Guylaine Thériault: Bonjour Roland.
Roland Grad: Quelles sont les recommandations dans ces nouvelles lignes directrices?
Guylaine Thériault: En fait, le Groupe d'étude canadien ne recommande pas le dépistage de la dysfonction thyroïdienne chez les adultes. En deux mots, c'est la recommandation. Et on va expliquer dans les autres questions auxquelles on va répondre aujourd'hui pourquoi il en est ainsi. En fait, parce qu'il y a la possibilité de surdiagnostic, de sur traitement à cause du fardeau qu'on peut imposer avec nos investigations, puis aussi parce que vraiment la base factuelle est très faible.
Roland Grad: Et est-ce que cette recommandation s'applique à tout le monde?

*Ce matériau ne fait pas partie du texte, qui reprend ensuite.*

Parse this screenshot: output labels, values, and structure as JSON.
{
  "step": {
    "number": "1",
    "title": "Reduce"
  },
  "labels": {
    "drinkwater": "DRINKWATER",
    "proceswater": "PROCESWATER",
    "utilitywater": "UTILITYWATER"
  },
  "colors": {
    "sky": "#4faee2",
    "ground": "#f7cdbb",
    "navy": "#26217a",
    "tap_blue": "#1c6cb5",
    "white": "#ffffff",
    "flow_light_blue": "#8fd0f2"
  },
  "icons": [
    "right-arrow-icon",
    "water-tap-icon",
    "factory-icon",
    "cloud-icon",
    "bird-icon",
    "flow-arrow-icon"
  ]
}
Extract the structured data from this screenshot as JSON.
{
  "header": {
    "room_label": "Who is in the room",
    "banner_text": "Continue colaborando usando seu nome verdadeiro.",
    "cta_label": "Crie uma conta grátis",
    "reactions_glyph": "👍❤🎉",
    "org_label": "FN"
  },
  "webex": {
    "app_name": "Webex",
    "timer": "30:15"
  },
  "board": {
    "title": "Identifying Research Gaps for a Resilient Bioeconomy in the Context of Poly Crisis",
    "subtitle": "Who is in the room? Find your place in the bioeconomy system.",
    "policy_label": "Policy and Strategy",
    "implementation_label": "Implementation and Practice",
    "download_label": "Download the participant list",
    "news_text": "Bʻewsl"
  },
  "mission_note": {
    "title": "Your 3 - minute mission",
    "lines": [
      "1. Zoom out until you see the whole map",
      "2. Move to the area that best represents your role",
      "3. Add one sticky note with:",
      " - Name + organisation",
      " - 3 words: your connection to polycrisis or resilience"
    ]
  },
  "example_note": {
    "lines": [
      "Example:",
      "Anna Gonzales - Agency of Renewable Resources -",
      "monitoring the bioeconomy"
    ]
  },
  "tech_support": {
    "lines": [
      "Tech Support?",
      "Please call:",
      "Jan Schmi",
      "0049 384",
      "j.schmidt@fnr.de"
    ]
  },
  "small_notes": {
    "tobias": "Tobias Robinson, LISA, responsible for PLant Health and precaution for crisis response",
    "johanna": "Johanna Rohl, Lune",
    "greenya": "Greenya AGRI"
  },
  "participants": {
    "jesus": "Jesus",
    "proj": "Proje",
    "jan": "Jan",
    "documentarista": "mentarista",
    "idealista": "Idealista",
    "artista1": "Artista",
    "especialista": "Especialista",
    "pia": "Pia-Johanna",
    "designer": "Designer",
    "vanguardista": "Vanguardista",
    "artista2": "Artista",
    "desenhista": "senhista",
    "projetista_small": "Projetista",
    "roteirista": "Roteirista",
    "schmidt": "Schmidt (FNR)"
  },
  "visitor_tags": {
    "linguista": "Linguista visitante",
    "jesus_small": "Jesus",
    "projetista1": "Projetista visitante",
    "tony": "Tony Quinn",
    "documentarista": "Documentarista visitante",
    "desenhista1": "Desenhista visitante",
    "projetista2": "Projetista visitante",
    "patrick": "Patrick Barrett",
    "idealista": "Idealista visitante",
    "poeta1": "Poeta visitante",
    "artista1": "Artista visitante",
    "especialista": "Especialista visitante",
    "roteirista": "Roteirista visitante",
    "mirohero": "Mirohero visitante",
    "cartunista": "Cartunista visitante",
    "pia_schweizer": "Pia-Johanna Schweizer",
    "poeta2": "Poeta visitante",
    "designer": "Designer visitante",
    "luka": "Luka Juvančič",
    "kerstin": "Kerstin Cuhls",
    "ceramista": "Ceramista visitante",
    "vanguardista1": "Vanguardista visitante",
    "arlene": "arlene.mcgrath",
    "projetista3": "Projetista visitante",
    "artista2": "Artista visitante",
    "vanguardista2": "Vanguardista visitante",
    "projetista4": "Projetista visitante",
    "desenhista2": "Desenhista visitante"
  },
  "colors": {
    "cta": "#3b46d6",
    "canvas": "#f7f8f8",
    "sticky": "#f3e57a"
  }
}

Guylaine Thériault: En fait, cette recommandation s'applique aux adultes et ne s'applique pas pour les femmes enceintes. Alors les personnes en haut de 18 ans qui ne sont pas enceintes, cette recommandation-là s'applique à elles. Et seulement juste pour préciser, bien que c'est probablement clair pour plusieurs personnes, mais comme on parle de dépistage, on parle ici de personnes asymptomatiques. S'il y a des symptômes, on n'est plus dans le dépistage. Cette ligne directrice ne couvre pas l'investigation de problèmes quelconques pour le patient. Aussi, ça ne couvre pas les gens qui auraient des facteurs de risque spécifiques. Je peux donner quelques exemples. Par exemple, la prise de certains médicaments, comme le lithium, l'amiodarone ou encore des antécédents. Si un patient a eu de la radiothérapie au niveau du cou ou une chirurgie de la thyroïde ou d'autres sorte de maladies qui sont en lien avec des maladies auto-immunes comme la maladie d'Addison. Ça, ce n'est pas couvert par cette ligne directrice. Donc vraiment, ce sont les adultes de 18 et plus qui ne sont pas enceintes, qui sont asymptomatiques, sans facteur de risque, on ne recommande pas le dépistage chez ces gens-là.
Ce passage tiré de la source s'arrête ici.